= Joe Masteroff =

American playwright (1919–2018)

Joe Masteroff (December 11, 1919 – September 28, 2018) was an American playwright.

==Early life==
Masteroff was born in Philadelphia, Pennsylvania to Jewish parents Louis Masteroff from Korsun, now Ukraine and to Rose Pogost from Kishinev, now Moldova. He graduated from Temple University before enlisting during World War II.

==Career==
Masteroff served with the United States Army Air Forces during World War II.

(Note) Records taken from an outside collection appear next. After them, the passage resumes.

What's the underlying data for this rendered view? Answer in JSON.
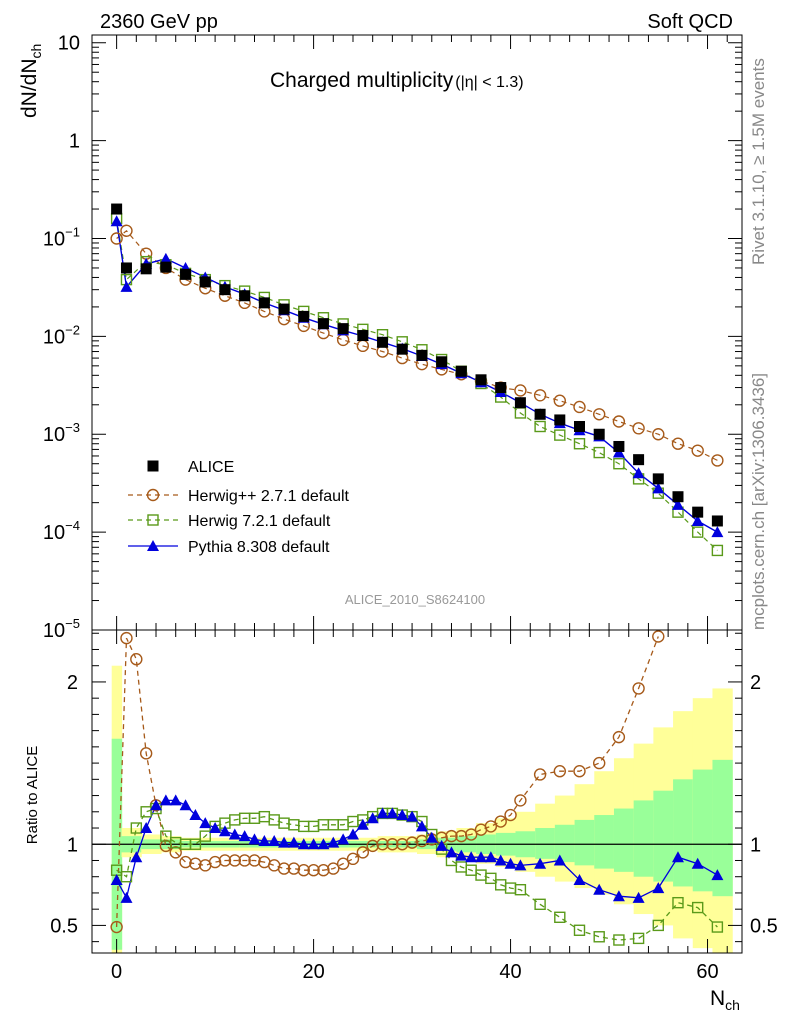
{
  "header": {
    "energy_label": "2360 GeV pp",
    "process_label": "Soft QCD"
  },
  "side_labels": {
    "rivet": "Rivet 3.1.10, ≥ 1.5M events",
    "mcplots": "mcplots.cern.ch [arXiv:1306.3436]"
  },
  "analysis_id": "ALICE_2010_S8624100",
  "chart_data": [
    {
      "type": "scatter",
      "title": "Charged multiplicity",
      "title_cut": "(|η| < 1.3)",
      "ylabel": "dN/dN",
      "ylabel_sub": "ch",
      "yscale": "log",
      "ylim": [
        1e-05,
        12
      ],
      "xlim": [
        -2.5,
        63.5
      ],
      "yticks": [
        {
          "v": 10,
          "base": "10",
          "exp": ""
        },
        {
          "v": 1,
          "base": "1",
          "exp": ""
        },
        {
          "v": 0.1,
          "base": "10",
          "exp": "−1"
        },
        {
          "v": 0.01,
          "base": "10",
          "exp": "−2"
        },
        {
          "v": 0.001,
          "base": "10",
          "exp": "−3"
        },
        {
          "v": 0.0001,
          "base": "10",
          "exp": "−4"
        },
        {
          "v": 1e-05,
          "base": "10",
          "exp": "−5"
        }
      ],
      "legend_position": "bottom-left",
      "series": [
        {
          "name": "ALICE",
          "color": "#000000",
          "marker": "filled-square",
          "x": [
            0,
            1,
            3,
            5,
            7,
            9,
            11,
            13,
            15,
            17,
            19,
            21,
            23,
            25,
            27,
            29,
            31,
            33,
            35,
            37,
            39,
            41,
            43,
            45,
            47,
            49,
            51,
            53,
            55,
            57,
            59,
            61
          ],
          "y": [
            0.2,
            0.05,
            0.049,
            0.051,
            0.043,
            0.036,
            0.03,
            0.026,
            0.022,
            0.019,
            0.016,
            0.0135,
            0.012,
            0.0102,
            0.0087,
            0.0074,
            0.0064,
            0.0055,
            0.0044,
            0.0036,
            0.003,
            0.0021,
            0.0016,
            0.0014,
            0.0012,
            0.001,
            0.00075,
            0.00055,
            0.00035,
            0.00023,
            0.00016,
            0.00013
          ]
        },
        {
          "name": "Herwig++ 2.7.1 default",
          "color": "#a65a1a",
          "marker": "open-circle",
          "x": [
            0,
            1,
            3,
            5,
            7,
            9,
            11,
            13,
            15,
            17,
            19,
            21,
            23,
            25,
            27,
            29,
            31,
            33,
            35,
            37,
            39,
            41,
            43,
            45,
            47,
            49,
            51,
            53,
            55,
            57,
            59,
            61
          ],
          "y": [
            0.1,
            0.12,
            0.07,
            0.05,
            0.038,
            0.031,
            0.026,
            0.022,
            0.018,
            0.015,
            0.0128,
            0.0108,
            0.0092,
            0.008,
            0.007,
            0.006,
            0.0052,
            0.0046,
            0.0041,
            0.0035,
            0.003,
            0.0028,
            0.0025,
            0.0022,
            0.0019,
            0.0016,
            0.00135,
            0.00115,
            0.001,
            0.0008,
            0.00068,
            0.00054
          ]
        },
        {
          "name": "Herwig 7.2.1 default",
          "color": "#5a9a1a",
          "marker": "open-square",
          "x": [
            0,
            1,
            3,
            5,
            7,
            9,
            11,
            13,
            15,
            17,
            19,
            21,
            23,
            25,
            27,
            29,
            31,
            33,
            35,
            37,
            39,
            41,
            43,
            45,
            47,
            49,
            51,
            53,
            55,
            57,
            59,
            61
          ],
          "y": [
            0.16,
            0.038,
            0.058,
            0.054,
            0.044,
            0.038,
            0.033,
            0.029,
            0.025,
            0.021,
            0.018,
            0.0155,
            0.0134,
            0.0118,
            0.0104,
            0.0088,
            0.0073,
            0.0058,
            0.0044,
            0.0033,
            0.0024,
            0.00165,
            0.0012,
            0.00098,
            0.0008,
            0.00065,
            0.0005,
            0.00035,
            0.00025,
            0.00016,
            0.0001,
            6.5e-05
          ]
        },
        {
          "name": "Pythia 8.308 default",
          "color": "#0000dd",
          "marker": "filled-triangle",
          "x": [
            0,
            1,
            3,
            5,
            7,
            9,
            11,
            13,
            15,
            17,
            19,
            21,
            23,
            25,
            27,
            29,
            31,
            33,
            35,
            37,
            39,
            41,
            43,
            45,
            47,
            49,
            51,
            53,
            55,
            57,
            59,
            61
          ],
          "y": [
            0.15,
            0.032,
            0.055,
            0.062,
            0.05,
            0.04,
            0.032,
            0.027,
            0.022,
            0.0185,
            0.0155,
            0.0133,
            0.0115,
            0.0101,
            0.0087,
            0.0075,
            0.0063,
            0.0052,
            0.0042,
            0.0034,
            0.0027,
            0.0021,
            0.0016,
            0.0013,
            0.0011,
            0.00095,
            0.00065,
            0.0004,
            0.00028,
            0.00019,
            0.00013,
            0.0001
          ]
        }
      ]
    },
    {
      "type": "line",
      "ylabel": "Ratio to ALICE",
      "xlabel": "N",
      "xlabel_sub": "ch",
      "xlim": [
        -2.5,
        63.5
      ],
      "ylim": [
        0.33,
        2.32
      ],
      "xticks": [
        0,
        20,
        40,
        60
      ],
      "yticks": [
        0.5,
        1,
        2
      ],
      "reference_line": 1,
      "uncertainty_bands": {
        "inner_color": "#99ff99",
        "outer_color": "#ffff99",
        "x_edges": [
          -0.5,
          0.5,
          2.5,
          4.5,
          6.5,
          8.5,
          10.5,
          12.5,
          14.5,
          16.5,
          18.5,
          20.5,
          22.5,
          24.5,
          26.5,
          28.5,
          30.5,
          32.5,
          34.5,
          36.5,
          38.5,
          40.5,
          42.5,
          44.5,
          46.5,
          48.5,
          50.5,
          52.5,
          54.5,
          56.5,
          58.5,
          60.5,
          62.5
        ],
        "inner_lo": [
          0.35,
          0.95,
          0.97,
          0.97,
          0.98,
          0.98,
          0.98,
          0.98,
          0.98,
          0.98,
          0.98,
          0.98,
          0.98,
          0.98,
          0.98,
          0.98,
          0.97,
          0.96,
          0.95,
          0.94,
          0.93,
          0.92,
          0.91,
          0.89,
          0.87,
          0.85,
          0.83,
          0.8,
          0.77,
          0.74,
          0.71,
          0.68
        ],
        "inner_hi": [
          1.65,
          1.05,
          1.03,
          1.03,
          1.02,
          1.02,
          1.02,
          1.02,
          1.02,
          1.02,
          1.02,
          1.02,
          1.02,
          1.02,
          1.02,
          1.02,
          1.03,
          1.04,
          1.05,
          1.06,
          1.07,
          1.08,
          1.1,
          1.12,
          1.15,
          1.18,
          1.22,
          1.27,
          1.33,
          1.4,
          1.46,
          1.52
        ],
        "outer_lo": [
          0.33,
          0.92,
          0.94,
          0.95,
          0.96,
          0.96,
          0.96,
          0.96,
          0.96,
          0.96,
          0.96,
          0.96,
          0.96,
          0.96,
          0.95,
          0.95,
          0.94,
          0.92,
          0.9,
          0.88,
          0.86,
          0.83,
          0.8,
          0.77,
          0.73,
          0.69,
          0.63,
          0.57,
          0.5,
          0.42,
          0.36,
          0.33
        ],
        "outer_hi": [
          2.1,
          1.1,
          1.06,
          1.05,
          1.04,
          1.04,
          1.04,
          1.04,
          1.04,
          1.04,
          1.04,
          1.04,
          1.04,
          1.04,
          1.05,
          1.05,
          1.06,
          1.08,
          1.1,
          1.13,
          1.16,
          1.2,
          1.25,
          1.3,
          1.37,
          1.45,
          1.53,
          1.62,
          1.72,
          1.82,
          1.9,
          1.96
        ]
      },
      "series": [
        {
          "name": "Herwig++ 2.7.1 default",
          "color": "#a65a1a",
          "marker": "open-circle",
          "x": [
            0,
            1,
            2,
            3,
            4,
            5,
            6,
            7,
            8,
            9,
            10,
            11,
            12,
            13,
            14,
            15,
            16,
            17,
            18,
            19,
            20,
            21,
            22,
            23,
            24,
            25,
            26,
            27,
            28,
            29,
            30,
            31,
            32,
            33,
            34,
            35,
            36,
            37,
            38,
            39,
            40,
            41,
            43,
            45,
            47,
            49,
            51,
            53,
            55
          ],
          "y": [
            0.49,
            2.27,
            2.14,
            1.56,
            1.24,
            0.99,
            0.95,
            0.89,
            0.88,
            0.87,
            0.89,
            0.9,
            0.9,
            0.9,
            0.9,
            0.89,
            0.87,
            0.85,
            0.85,
            0.84,
            0.84,
            0.84,
            0.85,
            0.88,
            0.91,
            0.95,
            0.99,
            1,
            1,
            1,
            1.01,
            1.02,
            1.03,
            1.04,
            1.05,
            1.05,
            1.06,
            1.09,
            1.11,
            1.14,
            1.18,
            1.27,
            1.43,
            1.45,
            1.45,
            1.5,
            1.66,
            1.96,
            2.28
          ]
        },
        {
          "name": "Herwig 7.2.1 default",
          "color": "#5a9a1a",
          "marker": "open-square",
          "x": [
            0,
            1,
            2,
            3,
            4,
            5,
            6,
            7,
            8,
            9,
            10,
            11,
            12,
            13,
            14,
            15,
            16,
            17,
            18,
            19,
            20,
            21,
            22,
            23,
            24,
            25,
            26,
            27,
            28,
            29,
            30,
            31,
            32,
            33,
            34,
            35,
            36,
            37,
            38,
            39,
            40,
            41,
            43,
            45,
            47,
            49,
            51,
            53,
            55,
            57,
            59,
            61
          ],
          "y": [
            0.84,
            0.8,
            1.1,
            1.2,
            1.22,
            1.05,
            1.01,
            1,
            1,
            1.05,
            1.11,
            1.13,
            1.15,
            1.16,
            1.16,
            1.17,
            1.15,
            1.13,
            1.12,
            1.11,
            1.11,
            1.12,
            1.12,
            1.12,
            1.14,
            1.15,
            1.17,
            1.19,
            1.19,
            1.18,
            1.17,
            1.14,
            1.06,
            0.97,
            0.9,
            0.86,
            0.84,
            0.81,
            0.79,
            0.75,
            0.73,
            0.72,
            0.63,
            0.55,
            0.47,
            0.43,
            0.41,
            0.42,
            0.5,
            0.64,
            0.61,
            0.49
          ]
        },
        {
          "name": "Pythia 8.308 default",
          "color": "#0000dd",
          "marker": "filled-triangle",
          "x": [
            0,
            1,
            2,
            3,
            4,
            5,
            6,
            7,
            8,
            9,
            10,
            11,
            12,
            13,
            14,
            15,
            16,
            17,
            18,
            19,
            20,
            21,
            22,
            23,
            24,
            25,
            26,
            27,
            28,
            29,
            30,
            31,
            32,
            33,
            34,
            35,
            36,
            37,
            38,
            39,
            40,
            41,
            43,
            45,
            47,
            49,
            51,
            53,
            55,
            57,
            59,
            61
          ],
          "y": [
            0.78,
            0.67,
            0.92,
            1.1,
            1.24,
            1.27,
            1.27,
            1.24,
            1.18,
            1.13,
            1.1,
            1.08,
            1.06,
            1.05,
            1.03,
            1.02,
            1.02,
            1.01,
            1.01,
            1.0,
            1.0,
            1.0,
            1.01,
            1.03,
            1.06,
            1.12,
            1.16,
            1.19,
            1.19,
            1.18,
            1.17,
            1.11,
            1.04,
            0.99,
            0.95,
            0.93,
            0.92,
            0.92,
            0.92,
            0.9,
            0.88,
            0.87,
            0.88,
            0.9,
            0.78,
            0.72,
            0.68,
            0.67,
            0.73,
            0.92,
            0.88,
            0.81
          ]
        }
      ]
    }
  ]
}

He studied with the American Theatre Wing from 1949 to 1951 and began his career as an actor, making his Broadway debut in The Prescott Proposals in 1953.

Following a national tour, Masteroff's first play, The Warm Peninsula, opened on Broadway at the Hayes Theater in January 1959 with Julie Harris, June Havoc, Farley Granger, and Larry Hagman in the lead roles.

In 1963, he wrote the book for the Sheldon Harnick-Jerry Bock musical She Loves Me, which garnered him a Tony Award nomination for Best Author of a Musical. The musical, directed by Hal Prince, ran on Broadway for 301 performances.

Three years later, when Hal Prince gained control of the rights to John Van Druten's play I Am a Camera and The Berlin Stories by Christopher Isherwood, he discarded the book for a musical adaptation already written by Sandy Wilson and hired Masteroff to fashion his own. With lyrics and music by Kander and Ebb, Cabaret opened on Broadway in November 1966 and ran for 1,165 regular performances, winning the Tony Award for Best Musical.

Masteroff's next and final Broadway project, 70, Girls, 70 was less successful, closing one month after it opened in April 1971. The music and lyrics were by Kander and Ebb.

Masteroff wrote the libretto for an operatic adaptation of Eugene O'Neill's Desire Under the Elms. He wrote the book and lyrics for the musicals Six Wives (Off-Broadway, 1992) and Paramour, the latter based on Jean Anouilh's The Waltz of the Toreadors (Old Globe Theater, San Diego, 1998).